En route our informative and friendly guide, Rob Knox, tells us that Franz Josef is the world’s steepest and fastest-flowing commercially guided glacier. “The glacier’s head receives enormous amounts of snow which ‘drive’ the glacier at speeds of up to ten metres per day,” he says.
The weight of the snow compresses into glacier ice, which melts and forms tunnels which carry the ice-melt away.
At the base of the glacier – it looks really slippery – we strap ‘Ice Talonz’ over our boots for grip. Bob dances on the spot then topples as his feet touch and the Talonz catch.
Slowly and with an ungainly gait, we begin to make our way up the face of the glacier. At first it’s pretty scary, but we gain confidence and before long we’re scruffing our Talonz firmly into the ice and walking “positively” as instructed by Rob.

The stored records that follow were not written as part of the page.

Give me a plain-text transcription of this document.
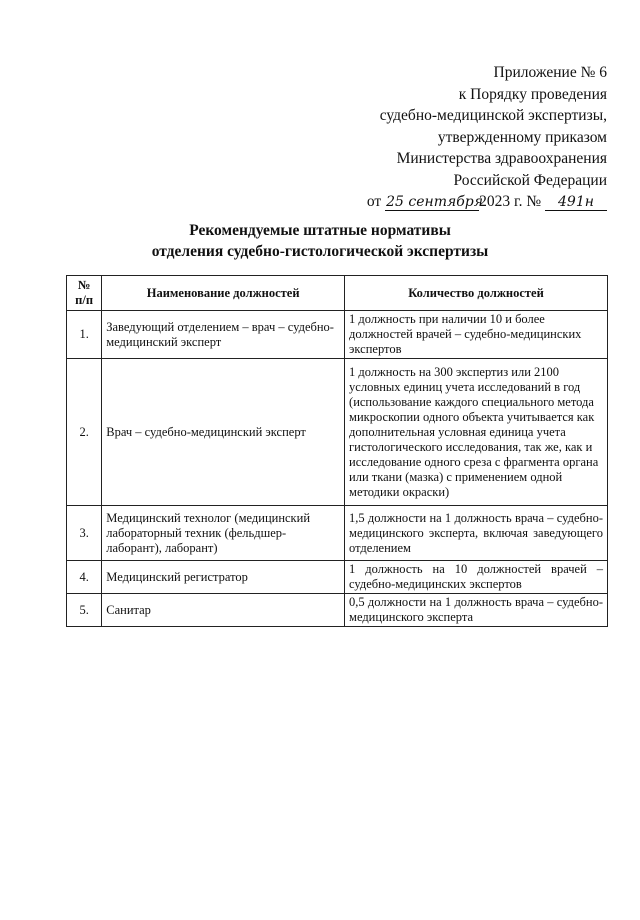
Приложение № 6
к Порядку проведения
судебно-медицинской экспертизы,
утвержденному приказом
Министерства здравоохранения
Российской Федерации
от 25 сентября2023 г. № 491н
Рекомендуемые штатные нормативы
отделения судебно-гистологической экспертизы
№ п/п	Наименование должностей	Количество должностей
1.	Заведующий отделением – врач – судебно-медицинский эксперт	1 должность при наличии 10 и более должностей врачей – судебно-медицинских экспертов
2.	Врач – судебно-медицинский эксперт	1 должность на 300 экспертиз или 2100 условных единиц учета исследований в год (использование каждого специального метода микроскопии одного объекта учитывается как дополнительная условная единица учета гистологического исследования, так же, как и исследование одного среза с фрагмента органа или ткани (мазка) с применением одной методики окраски)
3.	Медицинский технолог (медицинский лабораторный техник (фельдшер-лаборант), лаборант)	1,5 должности на 1 должность врача – судебно-медицинского эксперта, включая заведующего отделением
4.	Медицинский регистратор	1 должность на 10 должностей врачей – судебно-медицинских экспертов
5.	Санитар	0,5 должности на 1 должность врача – судебно-медицинского эксперта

And it’s just as well for soon the descent begins through stunning, icy blue tunnels and past deep crevasses which emit incredibly intense shades of blue – even on a dull day like today. It’s such fun that our four-and-a-half hour tour seems to pass by in a flash and before we know it we’re back in town.
After hungrily wolfing down lunch at Beeches we drive past Lake Mapourika (famous for its trout and salmon) and Lake Wahapo en route to Whataroa, which boasts NZ’s only nesting colony of white heron.
Here we join a small group aboard a jet boat and after following the Waitangitaona and Waitangiroto Rivers, we land at a small jetty surrounded by towering kahikatea forest. Our White Heron Sanctuary Tour guide, Deon, leads us along a boardwalk to a hide from which we have perfect views of these magnificent birds sitting on their nests across the river. Amongst other interesting facts, Deon tells us that the herons arrive in early September to breed and the nearby Okarito Lagoon provides a plentiful supply of food.
Spotting a rare royal spoonbill Bob thinks it’s a heron with a deformed beak. “Oh no,” laughs Deon, “we’ve also got 30 royal spoonbill nests.” At 3 pm we hit the road again, driving north to the small township of Harihari, past Lake Ianthe and on to Ross, home to the famous Ross Goldfields. NZ’s largest gold nugget was unearthed here in 1909. It weighed 3.6 kilograms and was presented to King George V as a coronation present. We stretch our legs on the tailings by the river and then continue on to Hokitika where we treat ourselves to a stay at the Beachfront Hotel, which is modern and right on the beach front.